# 2003 Prowler Lynx water damage



## parseneault (Sep 13, 2008)

While camping last week, I was approached by a fellow 2003 Prowler Lynx owner. He asked me if I had had my water damage repaired yet due to a wheel well leak. I had never met this man before and asked him to explain. He said he and his wife have the same model and had to have approximately 6 inches cut off all the way around their trailer and had to have the entire floor ripped out and repaired due to a wheel well leak. He said that it is a common problem in this model and that there is a class action lawsuit against Fleetwood because of this issue. Well, my unit does have water damage and I have searched high and low trying to find the source of the leak. I have never felt wet carpeting or linoleum and have had no luck finding where the water is coming from. This man said that is exactly what happened with his. 

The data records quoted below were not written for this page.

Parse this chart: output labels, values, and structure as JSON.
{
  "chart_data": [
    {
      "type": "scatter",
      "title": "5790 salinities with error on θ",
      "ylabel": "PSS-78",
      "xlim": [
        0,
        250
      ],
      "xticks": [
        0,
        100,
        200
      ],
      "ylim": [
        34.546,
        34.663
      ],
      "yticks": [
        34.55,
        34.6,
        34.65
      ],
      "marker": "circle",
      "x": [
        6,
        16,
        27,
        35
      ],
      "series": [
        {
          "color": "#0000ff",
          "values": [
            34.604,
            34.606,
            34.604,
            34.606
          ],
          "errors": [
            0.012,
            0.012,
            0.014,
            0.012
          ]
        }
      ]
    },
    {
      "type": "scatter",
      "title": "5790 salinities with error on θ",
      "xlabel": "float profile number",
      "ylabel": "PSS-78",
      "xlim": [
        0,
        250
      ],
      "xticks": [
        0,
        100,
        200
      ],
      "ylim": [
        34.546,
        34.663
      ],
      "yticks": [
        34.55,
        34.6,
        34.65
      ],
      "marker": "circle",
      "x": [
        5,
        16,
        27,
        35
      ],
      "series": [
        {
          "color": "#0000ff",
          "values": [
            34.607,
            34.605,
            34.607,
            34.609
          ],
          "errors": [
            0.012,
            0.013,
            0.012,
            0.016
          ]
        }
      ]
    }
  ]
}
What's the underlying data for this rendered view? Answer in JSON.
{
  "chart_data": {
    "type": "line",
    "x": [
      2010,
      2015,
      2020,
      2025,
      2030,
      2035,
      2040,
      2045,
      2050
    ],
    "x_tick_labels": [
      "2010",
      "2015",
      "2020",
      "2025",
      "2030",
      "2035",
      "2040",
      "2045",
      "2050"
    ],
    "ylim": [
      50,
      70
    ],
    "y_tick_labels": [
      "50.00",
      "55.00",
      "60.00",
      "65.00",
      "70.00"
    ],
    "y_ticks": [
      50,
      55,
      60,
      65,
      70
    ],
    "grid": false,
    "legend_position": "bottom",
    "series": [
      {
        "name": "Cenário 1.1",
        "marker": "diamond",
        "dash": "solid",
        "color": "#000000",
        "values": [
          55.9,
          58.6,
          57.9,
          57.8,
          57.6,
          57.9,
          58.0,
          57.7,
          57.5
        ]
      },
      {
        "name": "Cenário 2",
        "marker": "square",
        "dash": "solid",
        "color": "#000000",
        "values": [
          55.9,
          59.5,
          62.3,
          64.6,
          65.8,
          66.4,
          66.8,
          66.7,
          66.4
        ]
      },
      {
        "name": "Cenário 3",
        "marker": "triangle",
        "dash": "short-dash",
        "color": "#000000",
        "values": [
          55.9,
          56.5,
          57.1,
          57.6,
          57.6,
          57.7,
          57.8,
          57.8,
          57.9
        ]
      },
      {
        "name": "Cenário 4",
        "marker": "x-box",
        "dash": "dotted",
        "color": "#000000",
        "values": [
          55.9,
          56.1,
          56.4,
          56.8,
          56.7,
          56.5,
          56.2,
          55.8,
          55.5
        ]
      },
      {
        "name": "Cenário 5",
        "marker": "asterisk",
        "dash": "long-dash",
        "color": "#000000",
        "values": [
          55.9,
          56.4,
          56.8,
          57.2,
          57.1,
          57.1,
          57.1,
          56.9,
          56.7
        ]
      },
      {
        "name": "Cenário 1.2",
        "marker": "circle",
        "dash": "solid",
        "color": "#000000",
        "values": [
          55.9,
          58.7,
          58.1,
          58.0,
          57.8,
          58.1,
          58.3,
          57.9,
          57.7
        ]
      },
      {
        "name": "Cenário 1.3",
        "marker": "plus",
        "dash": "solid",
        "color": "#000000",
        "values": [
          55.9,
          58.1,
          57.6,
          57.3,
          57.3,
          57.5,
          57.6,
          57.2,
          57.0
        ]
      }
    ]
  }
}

Needless to say, I have been trying to find information about this problem and the lawsuit. I love my unit and would like to get the problem fixed, but if there is a common issue and a lawsuit over this issue, I certainly want to be aware of it before I pay $$$ to get it fixed on my own. Anyone out there know anything about this? Thanks!


----------



## Grandview Trailer Sa (Sep 13, 2008)

Re: 2003 Prowler Lynx water damage

Haven't we seen this before?  

Sorry, but if no one responded to your earlier post, we probably don't know anything about it.  I am not a Fleetwood dealer, but have not heard anything.


----------



## C Nash (Sep 13, 2008)

Re: 2003 Prowler Lynx water damage

Did the fellow camper not tell you how to get in on the lawsuit?  try to locate who he is and get the info.  Might also try the BBB.


----------



## C Nash (Sep 13, 2008)

Re: 2003 Prowler Lynx water damage

Might try searching this site http://classaction.findlaw.com/recall/mv/nhtsa1/files/1998/pr100698.html


----------



## parseneault (Sep 13, 2008)

Re: 2003 Prowler Lynx water damage

He said to check www.fleetwoodrv.com, which I did, but there's no information there.  I will check the BBB and also the class action lawsuit link you provided.  Thank you for your help!


----------